Within the scope of the present invention the burl-like projecting blocks 12 in pan-shaped wrapper 11 could also be configured as cylinders or polygons. Although zinc-coated sheet steel is preferred for the pan-shaped wrapper 11 and base element 15 and 15', these structural parts could be formed of other suitable materials.

Claims

I claim:

1. Self-supporting composite plate, for double floors or the like, with a pan-shaped outside wrapper for flowable and hardenable filler material with high compression resistance when in hardened state, e.g. anhydrite, concrete or the like, characterized in that the pan-shaped wrapper (11) is provided on the bottom thereof with a plurality of burl-like projecting blocks (12) containing filler material (18), and a base element (15) of high tensile strength is connected to said projecting blocks, said base element (15) being a thin sheet metal plate and being welded to the bottoms of the projecting blocks (12) to absorb tensile stresses thereon.

2. Composite plate as in claim 1, characterized in that the base element (15) is perforated.

3. Composite plate as in claim 1, characterized in that the base element (15) is provide with stiffening means.

4. Composite plate as in claim 1, characterized in that the burl-like projecting blocks are approximately half the total height of the pan-shaped wrapper (11).

5. Composite plate as in claim 1, characterized in that the burl-like projecting blocks (12) are configured as truncated cones that taper inwardly and downwardly.

6. Composite plate as in claim 1, characterized in that the height of the burl-like projecting blocks (12) is tapered progressively upwardly toward the middle of the pan-shaped wrapper (11), in order to arch the bottom of the pan-shaped wrapper (11) upwardly toward the middle thereof, whereby following subsequent introduction of the filler material (18), the bottom of the wrapper (11) is deformed downwardly at the middle thereof so that the bottom and top of the composite plate (10, 10A) run substantially parallel to each other.
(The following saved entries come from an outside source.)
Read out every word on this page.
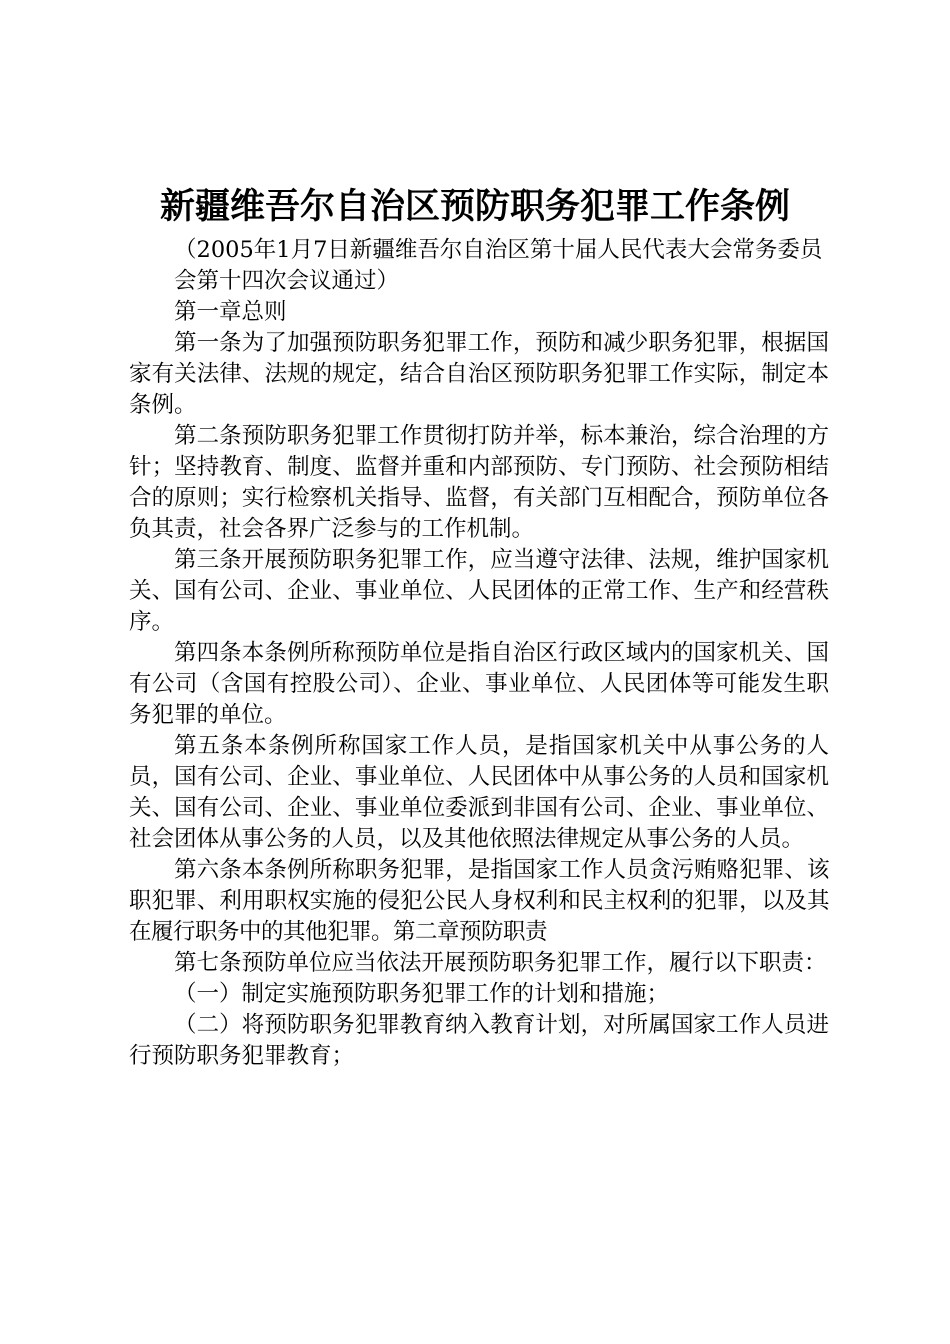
新疆维吾尔自治区预防职务犯罪工作条例

（2005年1月7日新疆维吾尔自治区第十届人民代表大会常务委员

会第十四次会议通过）

第一章总则

第一条为了加强预防职务犯罪工作，预防和减少职务犯罪，根据国家有关法律、法规的规定，结合自治区预防职务犯罪工作实际，制定本条例。

第二条预防职务犯罪工作贯彻打防并举，标本兼治，综合治理的方针；坚持教育、制度、监督并重和内部预防、专门预防、社会预防相结合的原则；实行检察机关指导、监督，有关部门互相配合，预防单位各负其责，社会各界广泛参与的工作机制。

第三条开展预防职务犯罪工作，应当遵守法律、法规，维护国家机关、国有公司、企业、事业单位、人民团体的正常工作、生产和经营秩序。

第四条本条例所称预防单位是指自治区行政区域内的国家机关、国有公司（含国有控股公司）、企业、事业单位、人民团体等可能发生职务犯罪的单位。

第五条本条例所称国家工作人员，是指国家机关中从事公务的人员，国有公司、企业、事业单位、人民团体中从事公务的人员和国家机关、国有公司、企业、事业单位委派到非国有公司、企业、事业单位、社会团体从事公务的人员，以及其他依照法律规定从事公务的人员。

第六条本条例所称职务犯罪，是指国家工作人员贪污贿赂犯罪、该职犯罪、利用职权实施的侵犯公民人身权利和民主权利的犯罪，以及其在履行职务中的其他犯罪。第二章预防职责

第七条预防单位应当依法开展预防职务犯罪工作，履行以下职责：

（一）制定实施预防职务犯罪工作的计划和措施；

（二）将预防职务犯罪教育纳入教育计划，对所属国家工作人员进行预防职务犯罪教育；
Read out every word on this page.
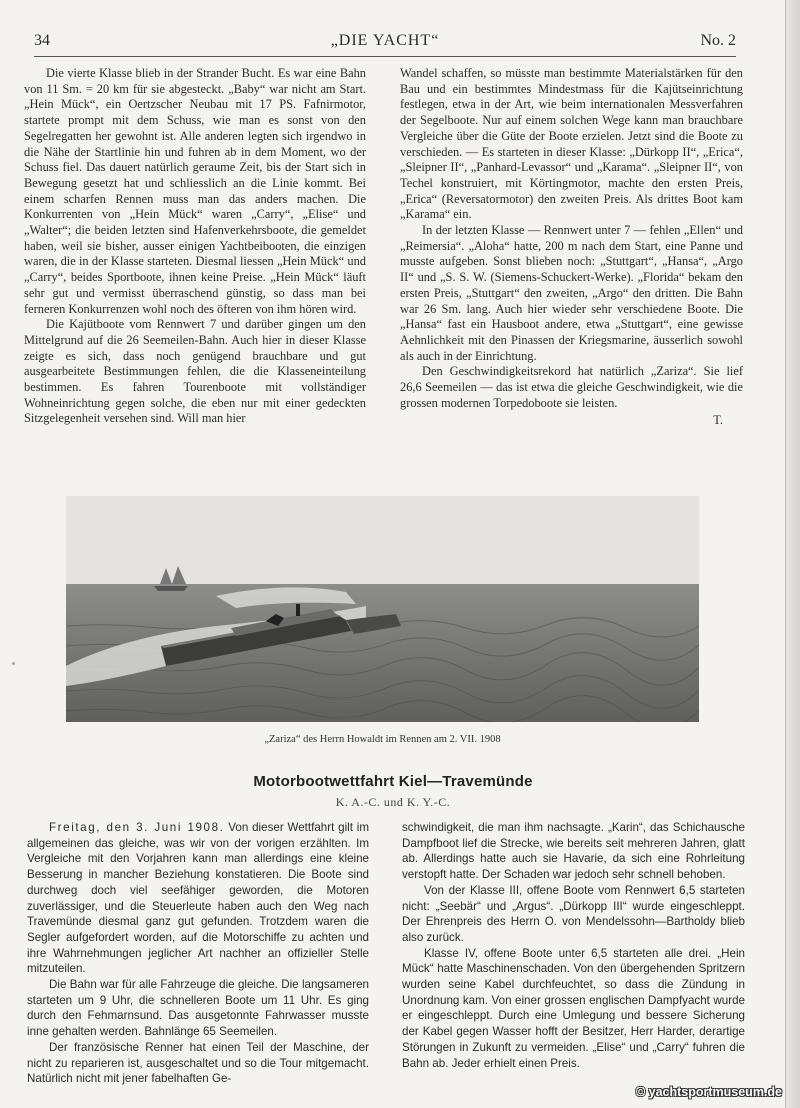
34	„DIE YACHT“	No. 2

Die vierte Klasse blieb in der Strander Bucht. Es war eine Bahn von 11 Sm. = 20 km für sie abgesteckt. „Baby“ war nicht am Start. „Hein Mück“, ein Oertzscher Neubau mit 17 PS. Fafnirmotor, startete prompt mit dem Schuss, wie man es sonst von den Segelregatten her gewohnt ist. Alle anderen legten sich irgendwo in die Nähe der Startlinie hin und fuhren ab in dem Moment, wo der Schuss fiel. Das dauert natürlich geraume Zeit, bis der Start sich in Bewegung gesetzt hat und schliesslich an die Linie kommt. Bei einem scharfen Rennen muss man das anders machen. Die Konkurrenten von „Hein Mück“ waren „Carry“, „Elise“ und „Walter“; die beiden letzten sind Hafenverkehrsboote, die gemeldet haben, weil sie bisher, ausser einigen Yachtbeibooten, die einzigen waren, die in der Klasse starteten. Diesmal liessen „Hein Mück“ und „Carry“, beides Sportboote, ihnen keine Preise. „Hein Mück“ läuft sehr gut und vermisst überraschend günstig, so dass man bei ferneren Konkurrenzen wohl noch des öfteren von ihm hören wird.

Die Kajütboote vom Rennwert 7 und darüber gingen um den Mittelgrund auf die 26 Seemeilen-Bahn. Auch hier in dieser Klasse zeigte es sich, dass noch genügend brauchbare und gut ausgearbeitete Bestimmungen fehlen, die die Klasseneinteilung bestimmen. Es fahren Tourenboote mit vollständiger Wohneinrichtung gegen solche, die eben nur mit einer gedeckten Sitzgelegenheit versehen sind. Will man hier

Wandel schaffen, so müsste man bestimmte Materialstärken für den Bau und ein bestimmtes Mindestmass für die Kajütseinrichtung festlegen, etwa in der Art, wie beim internationalen Messverfahren der Segelboote. Nur auf einem solchen Wege kann man brauchbare Vergleiche über die Güte der Boote erzielen. Jetzt sind die Boote zu verschieden. — Es starteten in dieser Klasse: „Dürkopp II“, „Erica“, „Sleipner II“, „Panhard-Levassor“ und „Karama“. „Sleipner II“, von Techel konstruiert, mit Körtingmotor, machte den ersten Preis, „Erica“ (Reversatormotor) den zweiten Preis. Als drittes Boot kam „Karama“ ein.

In der letzten Klasse — Rennwert unter 7 — fehlen „Ellen“ und „Reimersia“. „Aloha“ hatte, 200 m nach dem Start, eine Panne und musste aufgeben. Sonst blieben noch: „Stuttgart“, „Hansa“, „Argo II“ und „S. S. W. (Siemens-Schuckert-Werke). „Florida“ bekam den ersten Preis, „Stuttgart“ den zweiten, „Argo“ den dritten. Die Bahn war 26 Sm. lang. Auch hier wieder sehr verschiedene Boote. Die „Hansa“ fast ein Hausboot andere, etwa „Stuttgart“, eine gewisse Aehnlichkeit mit den Pinassen der Kriegsmarine, äusserlich sowohl als auch in der Einrichtung.

Den Geschwindigkeitsrekord hat natürlich „Zariza“. Sie lief 26,6 Seemeilen — das ist etwa die gleiche Geschwindigkeit, wie die grossen modernen Torpedoboote sie leisten.

T.

„Zariza“ des Herrn Howaldt im Rennen am 2. VII. 1908
Motorbootwettfahrt Kiel—Travemünde
K. A.-C. und K. Y.-C.

Freitag, den 3. Juni 1908. Von dieser Wettfahrt gilt im allgemeinen das gleiche, was wir von der vorigen erzählten. Im Vergleiche mit den Vorjahren kann man allerdings eine kleine Besserung in mancher Beziehung konstatieren. Die Boote sind durchweg doch viel seefähiger geworden, die Motoren zuverlässiger, und die Steuerleute haben auch den Weg nach Travemünde diesmal ganz gut gefunden. Trotzdem waren die Segler aufgefordert worden, auf die Motorschiffe zu achten und ihre Wahrnehmungen jeglicher Art nachher an offizieller Stelle mitzuteilen.

Die Bahn war für alle Fahrzeuge die gleiche. Die langsameren starteten um 9 Uhr, die schnelleren Boote um 11 Uhr. Es ging durch den Fehmarnsund. Das ausgetonnte Fahrwasser musste inne gehalten werden. Bahnlänge 65 Seemeilen.

Der französische Renner hat einen Teil der Maschine, der nicht zu reparieren ist, ausgeschaltet und so die Tour mitgemacht. Natürlich nicht mit jener fabelhaften Ge-

schwindigkeit, die man ihm nachsagte. „Karin“, das Schichausche Dampfboot lief die Strecke, wie bereits seit mehreren Jahren, glatt ab. Allerdings hatte auch sie Havarie, da sich eine Rohrleitung verstopft hatte. Der Schaden war jedoch sehr schnell behoben.

Von der Klasse III, offene Boote vom Rennwert 6,5 starteten nicht: „Seebär“ und „Argus“. „Dürkopp III“ wurde eingeschleppt. Der Ehrenpreis des Herrn O. von Mendelssohn—Bartholdy blieb also zurück.

Klasse IV, offene Boote unter 6,5 starteten alle drei. „Hein Mück“ hatte Maschinenschaden. Von den übergehenden Spritzern wurden seine Kabel durchfeuchtet, so dass die Zündung in Unordnung kam. Von einer grossen englischen Dampfyacht wurde er eingeschleppt. Durch eine Umlegung und bessere Sicherung der Kabel gegen Wasser hofft der Besitzer, Herr Harder, derartige Störungen in Zukunft zu vermeiden. „Elise“ und „Carry“ fuhren die Bahn ab. Jeder erhielt einen Preis.

© yachtsportmuseum.de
7. Composite plate as in claim 1, wherein the pan-shaped wrapper (11) has openings (21) therein with inwardly pressed edges for anchoring in the filler material.

8. Composite plate as in claim 9, wherein the openings (21) are in the bottoms (14) of the burl-like projecting blocks (12).

9. Composite plate as in claim 10, characterized in that the openings (21) in the bottoms (14) of the burl-like projecting blocks (12) are closed from the outside by the base element (15).

10. Composite plate as in claim 2, characterized in that the burl-like projecting blocks (12) are provided on their bottoms with weld projections (17) for the alignment of the base element (15).